In 2008, after finishing his post-doctoral research at the University of Rochester, Wynne applied for a position at St. Thomas Aquinas College. It was a perfect fit.
“I was looking to get back to a smaller school where I could mentor students and have one-on-one relationships with them,” Wynne says. “I love research, but I knew I didn’t want to work in a lab all day. That wasn’t for me.”
So Wynne found a way to do both. In addition to teaching courses in biochemistry, genetics, and neurobiology and serving as director of the college’s Honors Program, Wynne maintains an active research schedule and involves his students in it.

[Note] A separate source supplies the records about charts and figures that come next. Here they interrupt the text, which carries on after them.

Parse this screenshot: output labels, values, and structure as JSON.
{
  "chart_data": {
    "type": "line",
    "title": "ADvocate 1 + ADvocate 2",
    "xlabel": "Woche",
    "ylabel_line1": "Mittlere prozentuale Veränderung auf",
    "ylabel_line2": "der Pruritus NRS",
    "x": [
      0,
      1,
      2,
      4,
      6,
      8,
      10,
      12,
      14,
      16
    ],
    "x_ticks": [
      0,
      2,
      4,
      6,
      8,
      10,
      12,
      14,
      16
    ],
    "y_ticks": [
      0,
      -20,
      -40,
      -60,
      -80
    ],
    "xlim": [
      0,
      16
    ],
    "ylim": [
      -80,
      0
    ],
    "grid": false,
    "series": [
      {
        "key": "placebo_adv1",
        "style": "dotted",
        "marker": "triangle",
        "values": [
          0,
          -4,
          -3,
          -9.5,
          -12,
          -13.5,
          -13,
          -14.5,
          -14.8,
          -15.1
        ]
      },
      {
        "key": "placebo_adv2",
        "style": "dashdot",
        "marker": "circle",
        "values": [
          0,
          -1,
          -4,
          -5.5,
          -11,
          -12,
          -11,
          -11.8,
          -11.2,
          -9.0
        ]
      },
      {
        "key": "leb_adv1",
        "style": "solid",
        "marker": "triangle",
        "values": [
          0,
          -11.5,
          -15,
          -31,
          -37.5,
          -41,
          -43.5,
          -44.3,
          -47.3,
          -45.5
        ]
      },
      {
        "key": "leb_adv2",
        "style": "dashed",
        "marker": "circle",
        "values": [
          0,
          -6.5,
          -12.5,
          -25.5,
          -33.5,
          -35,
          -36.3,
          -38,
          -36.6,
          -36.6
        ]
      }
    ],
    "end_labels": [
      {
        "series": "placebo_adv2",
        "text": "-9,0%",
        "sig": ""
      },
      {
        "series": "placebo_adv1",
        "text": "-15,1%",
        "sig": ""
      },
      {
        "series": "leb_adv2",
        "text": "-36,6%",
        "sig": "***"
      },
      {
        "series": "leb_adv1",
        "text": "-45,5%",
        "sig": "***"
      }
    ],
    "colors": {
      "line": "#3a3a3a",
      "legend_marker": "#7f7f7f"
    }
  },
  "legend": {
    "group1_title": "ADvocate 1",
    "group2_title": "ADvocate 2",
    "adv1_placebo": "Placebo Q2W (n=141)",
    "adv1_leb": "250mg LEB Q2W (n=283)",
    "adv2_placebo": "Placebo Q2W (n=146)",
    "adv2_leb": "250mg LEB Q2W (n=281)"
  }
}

Last year, Wynne and four of his honors students conducted a yearlong research project measuring hormone levels in fish to better understand how they shape the structure and function of the vertebrate brain. The students presented the results of their research at STAC’s IGNITE, an undergraduate research symposium Wynne helped create.
“At STAC, it’s more than a faculty/student relationship,” Wynne says. “When our students graduate, they aren’t just alumni, they are colleagues and friends.”
In his free time, Wynne enjoys spending time with his family, doing home improvement projects and playing video games.